リチャード・プレス監督によるおじいちゃんカメラマンに失礼なインタビューをするド記録映画。退屈です。33点(100点満点)
ビル・カニンガム&ニューヨークのあらすじ
1929年生まれのビル・カニンガムは、ハーバード大学を中退してニューヨークに移り住み、広告業界に足を踏み入れる。
その後、帽子のブランドを立ち上げ るものの一時兵役に就き、除隊後は再びニューヨークでファッション関連の記事を執筆するようになる。やがてカメラ片手に自転車で街に出て、精力的にスト リート・ファッションの撮影を始める。
シネマトゥデイより
ビル・カニンガム&ニューヨークの感想
ニューヨークで活動するおじいちゃん写真家についてのドキュメンタリー。ビル・カニンガムという人物を知らない人からしたら、ただ見知らぬおじいちゃんの後を追っているプライベートフィルムでしかない代物です。
ビル本人は確かに陽気で、フレンドリーで、愉快で、見ていて気持ちのいい人物ですが、それだけでドキュメンタリーにされてもなあ、という内容ですね。
これを日本で上映するのは、いわば東京の浅草で毎日写真を撮り歩いては、朝日新聞に掲載しているお婆ちゃん写真家のドキュメンタリー映画をロシアで上映するようなものです。
ある人物、またはグループについてのドキュメンタリー映画は、その人物、グループを知っているかどうかによって明暗が分かれてしまう場合があります。もし知らない人が見ても楽しめる映画ならいい映画、その逆なら駄作ということが言えるでしょう。
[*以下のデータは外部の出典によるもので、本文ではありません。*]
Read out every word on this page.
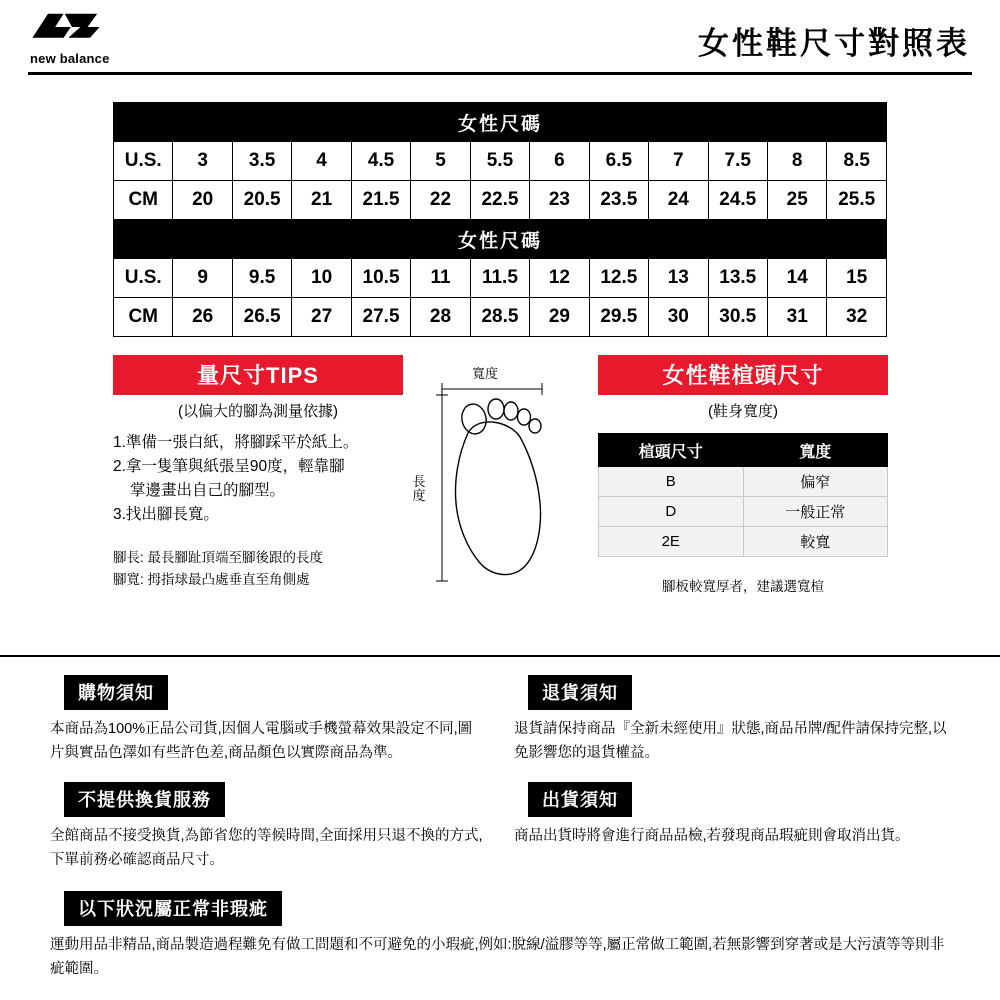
new balance	女性鞋尺寸對照表
女性尺碼												
U.S.	3	3.5	4	4.5	5	5.5	6	6.5	7	7.5	8	8.5
CM	20	20.5	21	21.5	22	22.5	23	23.5	24	24.5	25	25.5
女性尺碼												
U.S.	9	9.5	10	10.5	11	11.5	12	12.5	13	13.5	14	15
CM	26	26.5	27	27.5	28	28.5	29	29.5	30	30.5	31	32
量尺寸TIPS
(以偏大的腳為測量依據)
1.準備一張白紙，將腳踩平於紙上。
2.拿一隻筆與紙張呈90度，輕靠腳
掌邊畫出自己的腳型。
3.找出腳長寬。
腳長: 最長腳趾頂端至腳後跟的長度
腳寬: 拇指球最凸處垂直至角側處
寬度
長度
女性鞋楦頭尺寸
(鞋身寬度)
楦頭尺寸	寬度
B	偏窄
D	一般正常
2E	較寬
腳板較寬厚者，建議選寬楦
購物須知
本商品為100%正品公司貨,因個人電腦或手機螢幕效果設定不同,圖片與實品色澤如有些許色差,商品顏色以實際商品為準。
不提供換貨服務
全館商品不接受換貨,為節省您的等候時間,全面採用只退不換的方式,下單前務必確認商品尺寸。
退貨須知
退貨請保持商品『全新未經使用』狀態,商品吊牌/配件請保持完整,以免影響您的退貨權益。
出貨須知
商品出貨時將會進行商品品檢,若發現商品瑕疵則會取消出貨。
以下狀況屬正常非瑕疵
運動用品非精品,商品製造過程難免有做工問題和不可避免的小瑕疵,例如:脫線/溢膠等等,屬正常做工範圍,若無影響到穿著或是大污漬等等則非疵範圍。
「シュガーマン 奇跡に愛された男」が前者だとすればこの映画は完全に後者です。そしておじいちゃんに焦点を当てた、というのとその焦点の当て方がいけません。
この映画の演出はキュートな子供や小動物を扱う映画とタイプ的に似ています。この手の監督は子供=かわいい、というステレオタイプの式を出してきます。
この映画の場合は、おじいちゃん=コミカル、という式で支配されています。もっとおじいちゃんのわがままで、理不尽で、短気なところを写さないと。
終盤にインタビューアーが仕事一筋で過ごしてきた一人身のビルにこんな質問をしていました。
「答えたくなかったら答えなくていいんですけど、今まであなたは恋愛をしたことがあるんですか?」
すると、ビルは「それってゲイ(同性愛)かどうかが知りたいのかい?」と照れ笑いをしながら「ノー、恋愛はしたことがない。ずっと服にしか興味がなかったんだ」と答えました。
すると、インタビューアーは続いてこう聞きました。
「もう一度言いますが答えたくなかったら答えなくていいですからね。あなたは毎週日曜日に教会に通っているそうですが、宗教はあなたの人生にとってそれだけ重要な要素なんでしょうか」
すると、今まで終始陽気で、冗談ばかりいっていたビルの顔が曇り、カメラから顔をそむけるようにして俯いてしまいます。
ビルは目をウルウルさせ、声のトーンを変えます。この映画が本当にビル・カニンガムの素顔を捉えたのはあの瞬間だけでした。時間にしてわずか30秒。その30秒のためにあなたはこの映画を見ますか?